# Given pedersen commitments of some elements, how to prove that the sum of only one subset of these elements is equal to the given element θ？

Assume that Prover have $$n$$ pedersen commitments ($$V_{a_1},V_{a_2},\cdots,V_{a_n}$$ where $$V_{a_i}=G \cdot a_i + H \cdot r_{a_i}$$) of $$n$$ elements $$a_1,a_2,\cdots,a_n$$. The Prover have another element $$\theta$$.

The verifier is provided with these $$n$$ pedersen commitments ($$V_{a_1},V_{a_2},\cdots,V_{a_n}$$) and $$\theta$$.

How can the Prover prove that the sum of $$\textbf{only one}$$ subset of these elements $$a_1,a_2,\cdots,a_n$$ can equal to $$\theta$$ and don't reveal these elements to verifier? (the size of this set is a constant witch smaller than $$n$$)

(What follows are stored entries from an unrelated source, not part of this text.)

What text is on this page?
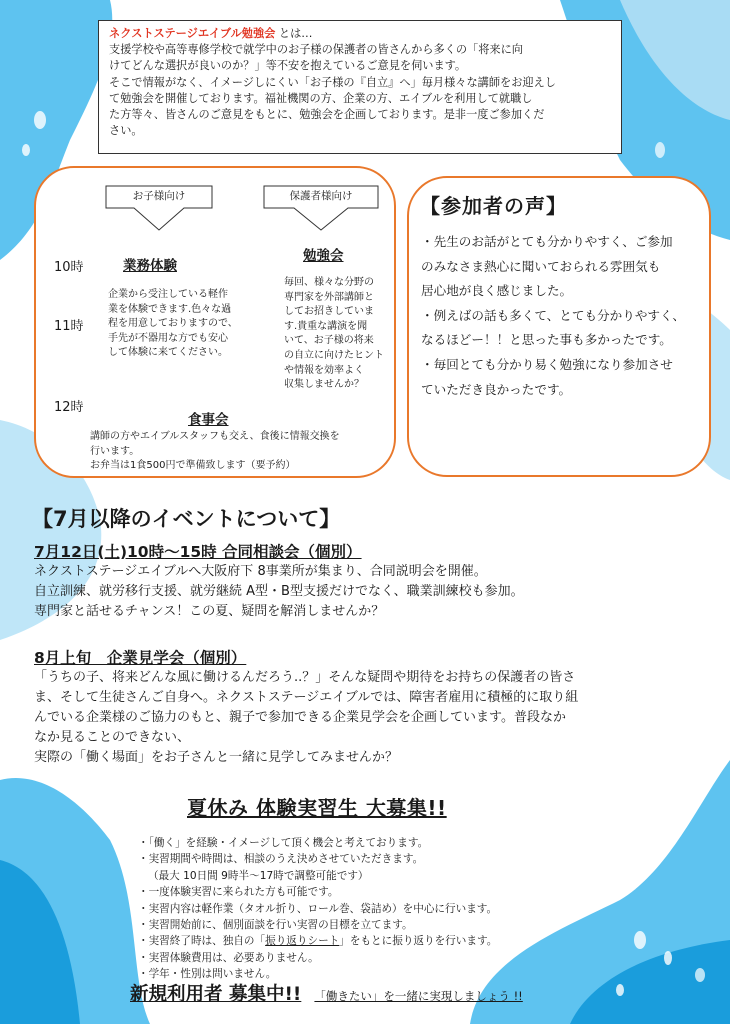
ネクストステージエイブル勉強会 とは…

支援学校や高等専修学校で就学中のお子様の保護者の皆さんから多くの「将来に向

けてどんな選択が良いのか？」等不安を抱えているご意見を伺います。

そこで情報がなく、イメージしにくい「お子様の『自立』へ」毎月様々な講師をお迎えし

て勉強会を開催しております。福祉機関の方、企業の方、エイブルを利用して就職し

た方等々、皆さんのご意見をもとに、勉強会を企画しております。是非一度ご参加くだ

さい。

お子様向け	保護者様向け
10時
11時
12時
業務体験
企業から受注している軽作
業を体験できます.色々な過
程を用意しておりますので、
手先が不器用な方でも安心
して体験に来てください。
勉強会
毎回、様々な分野の
専門家を外部講師と
してお招きしていま
す.貴重な講演を聞
いて、お子様の将来
の自立に向けたヒント
や情報を効率よく
収集しませんか？
食事会
講師の方やエイブルスタッフも交え、食後に情報交換を
行います。
お弁当は1食500円で準備致します（要予約）
【参加者の声】
・先生のお話がとても分かりやすく、ご参加
のみなさま熱心に聞いておられる雰囲気も
居心地が良く感じました。
・例えばの話も多くて、とても分かりやすく、
なるほどー！！と思った事も多かったです。
・毎回とても分かり易く勉強になり参加させ
ていただき良かったです。
【7月以降のイベントについて】
7月12日(土)10時～15時 合同相談会（個別）

ネクストステージエイブルへ大阪府下 8事業所が集まり、合同説明会を開催。

自立訓練、就労移行支援、就労継続 A型・B型支援だけでなく、職業訓練校も参加。

専門家と話せるチャンス！この夏、疑問を解消しませんか？

8月上旬　企業見学会（個別）

「うちの子、将来どんな風に働けるんだろう..？」そんな疑問や期待をお持ちの保護者の皆さ

ま、そして生徒さんご自身へ。ネクストステージエイブルでは、障害者雇用に積極的に取り組

んでいる企業様のご協力のもと、親子で参加できる企業見学会を企画しています。普段なか

なか見ることのできない、

実際の「働く場面」をお子さんと一緒に見学してみませんか？

夏休み 体験実習生 大募集!!
・「働く」を経験・イメージして頂く機会と考えております。
・実習期間や時間は、相談のうえ決めさせていただきます。
（最大 10日間 9時半～17時で調整可能です）
・一度体験実習に来られた方も可能です。
・実習内容は軽作業（タオル折り、ロール巻、袋詰め）を中心に行います。
・実習開始前に、個別面談を行い実習の目標を立てます。
・実習終了時は、独自の「振り返りシート」をもとに振り返りを行います。
・実習体験費用は、必要ありません。
・学年・性別は問いません。
新規利用者 募集中!! 「働きたい」を一緒に実現しましょう !!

• Ignoring the cryptography part, this sounds like the knapsack problem but in reverse. Proving a specific subset satisfies the sum is straightforward, proving no other subsets do will depend on how you would prove this in the non-zero-knowledge case. This depends on how you choose $a_n$ values to guarantee this property. If the values are powers of 2, it's obvious that your condition holds (only one sum possible) and there are approaches to doing the proof. Arbitrary sets will be harder. Jul 30, 2023 at 22:51
• If you're trying to do this for arbitrary sets, you might need to ask on math.stackexchange.com what the non-zero knowledge proof would look like. Jul 30, 2023 at 22:52
• @Richard Thiessen：Thankyou！How can I proof only one sum possible if the values are powers of 2？ Jul 31, 2023 at 2:20
• If you don't care about revealing what values are in the original list, You can something like mental poker to show the list is a set of non-repeated 2^i powers but shuffled. Then just do a sigma-or proof to accumulate some number of the shuffled commitments and that's that. Aug 1, 2023 at 19:13
• For an arbitrary list, if the list is small and proof size can be O(2^n), you can do 2^n inequality proofs with a single backdoor to allow falsifying one of them and something ring signature like to ensure one of them is actually false. Aug 1, 2023 at 19:19

Let $$a_i=2^{u_i}$$ $$i=1,\ldots,n$$ with $$u_i$$ nonnegative integers. If the values $$u_i$$ are distinct, and $$\theta=\sum_{i \in J} 2^{u_i}$$ then the subset $$J\in \{1,\ldots,n\}$$ is uniquely determined by $$\theta$$ by the uniqueness of writing $$\theta$$ in base $$2.$$
If they are not unique, then the decomposition is not necessarily unique since e.g., the repeated values $$u_i,u_i$$ could be replaced by $$u_j=u_i+1.$$
So if $$u_i$$ appears twice in the list then the list should not contain $$u_i+1.$$ This is because $$2^3+2^3=2^4,$$ for example. Define the condition $$\textrm{Do}~u_i,u_i,u_{i}+1~ \textrm{appear in the list?}\quad (*)$$ If (*) does not hold the expression is unique. If it does hold then a new list with $$n-1$$ members should be formed with $$u_i+1$$ replacing the pair $$u_i,u_i$$ in the original list and the condition checked again recursively. Obviously if $$u_i$$ appeared $$f_i\geq 2$$ times in the original list it would appear $$f_i-2$$ times in the new list.
Then the condition $$(*)$$ needs to be applied to the new list, and this needs to be repeated again and again if $$(*)$$ holds until it no longer holds finally confirming uniqueness.